Tuesday morning, I woke up early. Usually, I tried to sleep as late as possible because there wasn’t much to do in Hell-Crest Commons, the nursing home that I’d been living in for months now. The only times I’d get up early was if they for some reason scheduled PT or OT early. This time I had an appointment that afternoon with the Nerve Injury Clinic. The Nerve Injury Clinic was at Mass General Hospital in Boston. They were the ones that had done my skin punch biopsy while I’d been at Mass General for 5 months in 2014. Dr. Hurrowitz who was my primary neurologist there was the one following me. He had been the one that had originally come into my room at Mass General to tell me that he knew what was wrong with me and had proceeded to explain my new diagnosis to me.
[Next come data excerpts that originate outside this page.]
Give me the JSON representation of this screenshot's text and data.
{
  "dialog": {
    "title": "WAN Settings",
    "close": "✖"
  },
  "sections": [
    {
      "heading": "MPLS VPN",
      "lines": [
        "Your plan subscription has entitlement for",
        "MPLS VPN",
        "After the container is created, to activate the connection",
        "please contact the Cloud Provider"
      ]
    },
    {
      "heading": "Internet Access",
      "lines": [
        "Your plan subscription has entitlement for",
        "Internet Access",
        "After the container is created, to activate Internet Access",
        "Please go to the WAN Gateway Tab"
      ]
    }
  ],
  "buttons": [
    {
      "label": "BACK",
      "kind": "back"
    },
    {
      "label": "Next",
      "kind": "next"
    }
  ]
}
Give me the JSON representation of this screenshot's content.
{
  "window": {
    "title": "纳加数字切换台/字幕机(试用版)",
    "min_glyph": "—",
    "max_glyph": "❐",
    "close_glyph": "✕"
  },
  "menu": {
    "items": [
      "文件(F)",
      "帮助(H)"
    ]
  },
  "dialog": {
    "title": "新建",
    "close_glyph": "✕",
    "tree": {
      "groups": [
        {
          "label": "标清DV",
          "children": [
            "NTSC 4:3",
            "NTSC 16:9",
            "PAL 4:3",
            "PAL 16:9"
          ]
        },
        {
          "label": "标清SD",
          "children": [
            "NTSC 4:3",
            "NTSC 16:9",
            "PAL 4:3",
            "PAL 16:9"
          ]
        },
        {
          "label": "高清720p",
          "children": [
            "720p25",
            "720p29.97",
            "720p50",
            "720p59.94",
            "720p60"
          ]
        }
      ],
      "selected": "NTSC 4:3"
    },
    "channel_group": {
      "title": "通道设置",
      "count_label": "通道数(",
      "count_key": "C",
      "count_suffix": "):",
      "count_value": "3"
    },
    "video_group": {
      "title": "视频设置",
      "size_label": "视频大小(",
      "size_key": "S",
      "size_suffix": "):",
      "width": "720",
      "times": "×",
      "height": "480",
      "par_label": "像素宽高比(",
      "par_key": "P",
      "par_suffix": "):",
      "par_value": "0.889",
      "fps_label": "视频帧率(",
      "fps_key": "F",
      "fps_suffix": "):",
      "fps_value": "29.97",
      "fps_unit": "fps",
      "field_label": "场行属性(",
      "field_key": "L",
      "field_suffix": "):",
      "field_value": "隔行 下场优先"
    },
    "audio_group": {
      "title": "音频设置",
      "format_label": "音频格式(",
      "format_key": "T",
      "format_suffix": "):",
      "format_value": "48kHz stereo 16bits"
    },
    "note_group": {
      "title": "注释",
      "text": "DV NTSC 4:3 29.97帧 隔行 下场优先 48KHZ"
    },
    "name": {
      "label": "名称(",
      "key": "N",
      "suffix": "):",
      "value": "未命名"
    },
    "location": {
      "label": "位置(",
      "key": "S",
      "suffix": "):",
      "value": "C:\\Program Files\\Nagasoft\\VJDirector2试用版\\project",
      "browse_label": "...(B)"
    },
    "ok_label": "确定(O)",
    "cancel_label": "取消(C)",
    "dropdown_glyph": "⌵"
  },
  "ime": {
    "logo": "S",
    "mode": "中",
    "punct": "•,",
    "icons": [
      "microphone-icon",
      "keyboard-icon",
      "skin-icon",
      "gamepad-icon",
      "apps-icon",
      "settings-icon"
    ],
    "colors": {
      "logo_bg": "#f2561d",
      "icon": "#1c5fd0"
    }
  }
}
This appointment was the follow-up that the case manager at Berkshire Medical Center has set up for me.
The chair van wasn’t picking me up until 10 AM but I was too nervous to go back to sleep once I woke up around 6:00 AM. The morning aides didn’t come in until around 7 AM, but by that point, I was able to transfer myself in and out of bed independently and walk around the room a little bit with just the walker to the wheelchair. All of my hard work in PT and OT had paid off.
I used the bed controls to sit myself up, then I used my arms to slide my legs over the edge of the bed and scoot my bottom to the edge of the bed. My walker was waiting for me right at the edge, where I had left it the night before.
Once I was in the wheelchair I pulled the IV pole in front of me so that it would move with me when I moved the wheelchair, and then I headed over to my closet to pick out the perfect outfit to wear to Mass General. I knew I was just going in a chair van and then a hospital, but I didn’t go out much and wanted to look good.
My mom was going to go to my appointment with me at Mass General as well. She was going to drive down separately and meet me there. I had been calling her the three times a week that I was allowed, but they were very stilted conversations and I had a feeling that our relationship might have been forever damaged. Still, she came up to visit me the once a week she was allowed by the rules she and Jillian, and Tanya the social worker, had worked out, and when we weren’t fighting we had nice visits and I was looking forward to having time with her at this appointment.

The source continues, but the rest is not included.